Recently, BAC libraries have been constructed for sorghum (Woo et al. 1994) and for rice (Wang and Ronald 1994) with average insert sizes of about 180 kb. BAC libraries have proven to be easier to construct, screen and maintain than YAC libraries.
Agrobacterium tumefaciens is a naturally occurring plant transformation system (see generally, review by Kado 1991; and Zambryski 1988). Recently, Miranda et al. showed that at least 170 kb could be transferred from the Ti plasmid of Agrobacterium to a plant genome (Miranda et al. 1992). The most dramatic potential for Agrobacterium-mediated transformation of plants with high molecular weight constructs is that A. tumefaciens has been shown to transfer its T-DNA to the plant genome in a linear fashion. It would be a tremendous advantage if transgenic plants could be generated that carry the entire genomic library insert (intact) in the plant genome. Linear transfer would eliminate the possibility of truncated genes except at the limits of the inserts, and make it possible to introduce very large plant genes (if they exist), or gene clusters.
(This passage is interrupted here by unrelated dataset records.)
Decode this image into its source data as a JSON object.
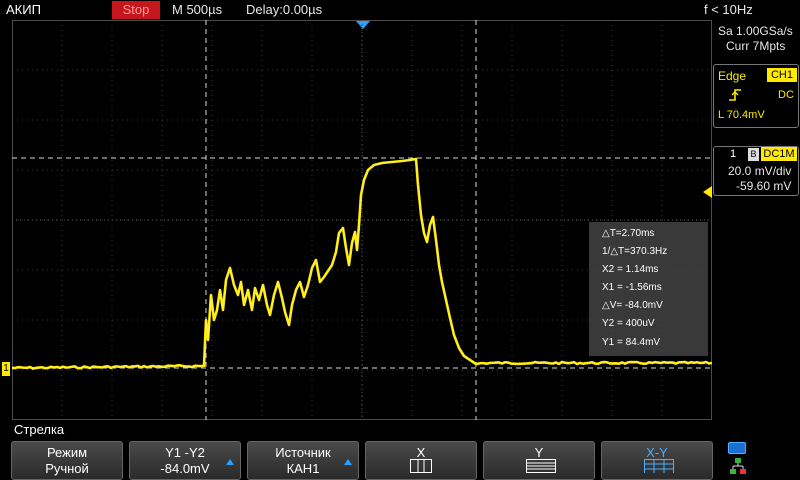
{
  "top": {
    "brand": "АКИП",
    "run_state": "Stop",
    "timebase": "M 500µs",
    "delay": "Delay:0.00µs",
    "freq": "f < 10Hz"
  },
  "acq": {
    "sample_rate": "Sa 1.00GSa/s",
    "memory": "Curr 7Mpts"
  },
  "trigger": {
    "type": "Edge",
    "source": "CH1",
    "coupling": "DC",
    "level": "L  70.4mV"
  },
  "channel": {
    "number": "1",
    "bw": "B",
    "coupling": "DC1M",
    "vdiv": "20.0 mV/div",
    "offset": "-59.60 mV",
    "marker": "1",
    "color": "#ffea00"
  },
  "readout": {
    "dt": "△T=2.70ms",
    "inv_dt": "1/△T=370.3Hz",
    "x2": "X2 = 1.14ms",
    "x1": "X1 = -1.56ms",
    "dv": "△V= -84.0mV",
    "y2": "Y2 = 400uV",
    "y1": "Y1 = 84.4mV"
  },
  "menu": {
    "title": "Стрелка",
    "keys": [
      {
        "l1": "Режим",
        "l2": "Ручной"
      },
      {
        "l1": "Y1 -Y2",
        "l2": "-84.0mV"
      },
      {
        "l1": "Источник",
        "l2": "КАН1"
      },
      {
        "l1": "X",
        "l2": ""
      },
      {
        "l1": "Y",
        "l2": ""
      },
      {
        "l1": "X-Y",
        "l2": ""
      }
    ]
  },
  "icons": {
    "run_stop": "stop-badge",
    "trigger_edge": "rising-edge-icon",
    "usb": "usb-icon",
    "network": "network-icon"
  }
}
Agrobacterium-mediated plant transformation is the most widely used technique for introducing new genetic information into plant cells. Agrobacterium-mediated transformation is routinely applicable in species like tobacco, petunia, and tomato, and a considerable amount of effort has gone into applying this technique to major crop species (reviewed by van Wordragen and Dons 1992) and monocot species. Recently, Agrobacterium-mediated transformation of rice has been reported (Hiei et al. 1994).
A need continues to exist, however, for a vector to transform plants with high molecular weight DNA sequences.